Clarifying Network Security & Forensics Career Training
Massive developments are about to hit technology over the next few decades - and this means greater innovations all the time. We've barely started to see just how technology will define our world. Technology and the web will profoundly transform the way we view and interact with the rest of the world over the coming decades.
And don't forget salaries also - the typical remuneration in the United Kingdom for a typical IT professional is significantly better than the national average. It's likely you'll bring in quite a bit more than you'd expect to earn doing other work. Apparently there is no end in sight for IT industry increases in Great Britain as a whole. The market sector is still growing enormously, and with the skills shortage of over 26 percent that we're experiencing, it's most unlikely that there'll be any kind of easing off for quite some time to come.
Of course, Computer or Digital Forensics is a newer term that's been popularized through Television shows such as "CSI: Crime Scene Investigation". Obviously though the actual role in actuality won't be quite so glamorous as the programmes would have us believe! And yet, forensic investigation using advanced technologies can offer a hugely satisfying occupation. A Digital Forensics expert will search for & interpret 'digital artefacts' which are frequently utilised to resolve criminal offences.

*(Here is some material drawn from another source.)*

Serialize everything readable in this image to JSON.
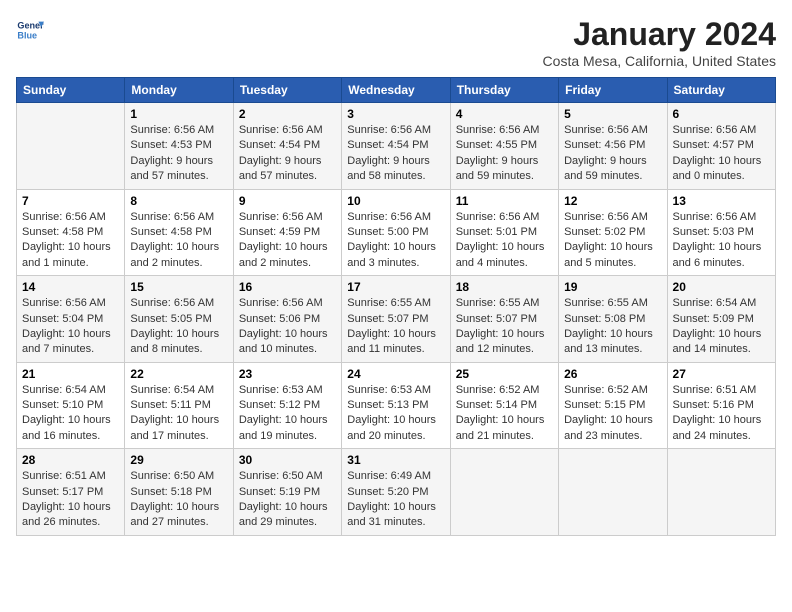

Sitting somewhere between Digital Forensics & Security, comes the developing field of Ethical-Hacking. These are qualifications offered by the EC-Council that teach advanced students the dark concepts of 'hacking' - but with the objective of employing these skills to safeguard & raise the security of a system, instead of harming it.
In first place for the top potential problem for IT students is often the 'in-centre' workshop requirement. A lot of certification companies wax lyrical on the plus points of attending, but most students end up finding them a major problem because of:
- Multiple back and forth visits - normally 100's of miles.
- Workshop access; normally weekdays only and two or three days in a row. It's not easy to get the days away from work.
- If we get 4 weeks annual leave, giving half of them to training events leaves very little time for holidays.
- 'In-Centre' workshop days can end up over full.
- A lot of students want to progress quickly, while others are looking to take a more 'steady' pace and be allowed to set their own speed. This brings difficulty and tension in most workshops.
- Many students talk of the high costs involved with travelling back and forth to the training school while forking out for food and accommodation can get very high.
- All of us want some privacy. We should never risk losing any lift up the ladder that we're owed just because we're retraining.
- Raising questions around our class-mates will often make any one of us feel uncomfortable. Would you admit that you've occasionally avoided posing a question just because you didn't want to look foolish?
- For those who have work away from home, you face the added difficulty that days in-centre now become awkward to keep up - but unfortunately, the money has already been paid.
It obviously makes so much more sense to learn when it suits you -- not the training company - and use videos of instructors with interactive virtual-lab's. Do them at home on your PC or out in the garden on your laptop. If you've got questions, then utilise the 24x7 Support (that we hope you'll insist on with any technical courses.) Just repeat the study units at any time you feel you need to. You also don't need to scribble any notes as the teaching is yours forever. Put simply: You avoid a bunch of hassle, save money and time, and completely avoid polluting the skies.